Direnişçi ve diplomat Romain Gary yurtseverlikle milliyetçiliği karşı karşıya getirdiğinde, öncellerinden ayrıldığının ve milliyetçiliği bir ortak duygu olarak değil ama şovenizm ve « ötekine yönelik kin » duygusu olarak gördüğünün altını çizmeye özen gösteriyordu.

Macron seçim kampanyası sırasında bir Fransız kültürünün değil ama Fransa kültürünün olduğunu belirtiyordu. Dolayısıyla yurtseverliği mahkum ediyordu. İktidar gücünün kullanımıyla birlikte, söylemi bu noktada gelişti.

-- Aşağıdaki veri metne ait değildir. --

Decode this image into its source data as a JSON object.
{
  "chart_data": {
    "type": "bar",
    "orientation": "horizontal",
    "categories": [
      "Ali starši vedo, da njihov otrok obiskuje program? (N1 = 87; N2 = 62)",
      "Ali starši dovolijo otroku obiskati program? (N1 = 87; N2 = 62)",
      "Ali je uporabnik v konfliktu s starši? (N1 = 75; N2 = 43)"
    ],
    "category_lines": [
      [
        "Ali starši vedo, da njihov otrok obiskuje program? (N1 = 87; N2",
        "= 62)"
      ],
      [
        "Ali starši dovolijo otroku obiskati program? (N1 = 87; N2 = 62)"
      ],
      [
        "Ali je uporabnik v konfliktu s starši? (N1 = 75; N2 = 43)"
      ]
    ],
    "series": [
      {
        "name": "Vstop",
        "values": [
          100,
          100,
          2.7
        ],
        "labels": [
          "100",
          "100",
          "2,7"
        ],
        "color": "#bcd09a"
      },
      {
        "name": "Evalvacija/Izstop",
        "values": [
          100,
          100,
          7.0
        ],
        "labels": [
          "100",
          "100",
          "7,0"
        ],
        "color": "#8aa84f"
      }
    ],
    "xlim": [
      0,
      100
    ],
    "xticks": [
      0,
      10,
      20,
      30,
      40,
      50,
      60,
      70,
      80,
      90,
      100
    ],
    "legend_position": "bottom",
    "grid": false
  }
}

Bundan birkaç hafta önce, Fransız Cumhurbaşkanı « milliyetçi cüzzam » hastalığından söz etmişti. Bugün her ne kadar milliyetçiliği daha da sert bir şekilde mahkum etse de, bunu sözde karşıtı adına değil ama ölçek değişikliği nedeniyle yapmaktadır.

Önceli François Mitterrand Avrupa Parlamentosunda « Milliyetçilik, savaştır! » diyordu. Onun için Avrupalıların kendi aralarında sonu gelmeyen savaşlarını kınamak (Fransa, tarihi boyunca Danimarka hariç tüm Avrupa devletleriyle savaş halinde olmuştur) ve bir Avrupa Federal hükümetine övgüler düzmek söz konusuydu.

Adolf Hitler’in özel danışmanı, ardından Avrupa Komisyonunun ilk Başkanı Walter Hallstein tarafından hazırlanan bu proje, hiçbir zaman gün yüzü görmedi. Avrupa milliyetçiliklerini yerlerine daha büyük ölçekte yenilerini ikame etmek üzere ezmek imkansız görünmektedir.

Mitterrand’ın yazıcısı ve Macron’un akıl hocası Jacques Attali, bir « küresel hükümet » tercih etmektedir. Düşünce temelde aynıdır: her zamankinden daha çok birleşerek, savaşlardan kurtulacağız. Ancak bu kez sadece Avrupalılara değil ama hiçbir talepte bulunmayanlar da dahil tüm insanlara uygulanmaktadır.

Savaşlar milletlerden önce var olmuştur ve savaşlar halkların kaderlerini seçmelerini sağlayan tek güncel çerçevedir. Halkların sorunu egemenliklerini hangi ölçekte kullandıkları değil ama bunu kullanıp kullanmamalarıdır.

Bu, Dünya Savaşının tam olarak asıl nedenidir. Bugün Kore Savaşı (ateşkesten sonra bile) ya da Irak ya da hatta Suriye savaşı için de geçerli olduğu üzere, bu savaşla ilgili olarak da « savaş milliyetçilik karşıtlığıdır » diyebiliriz.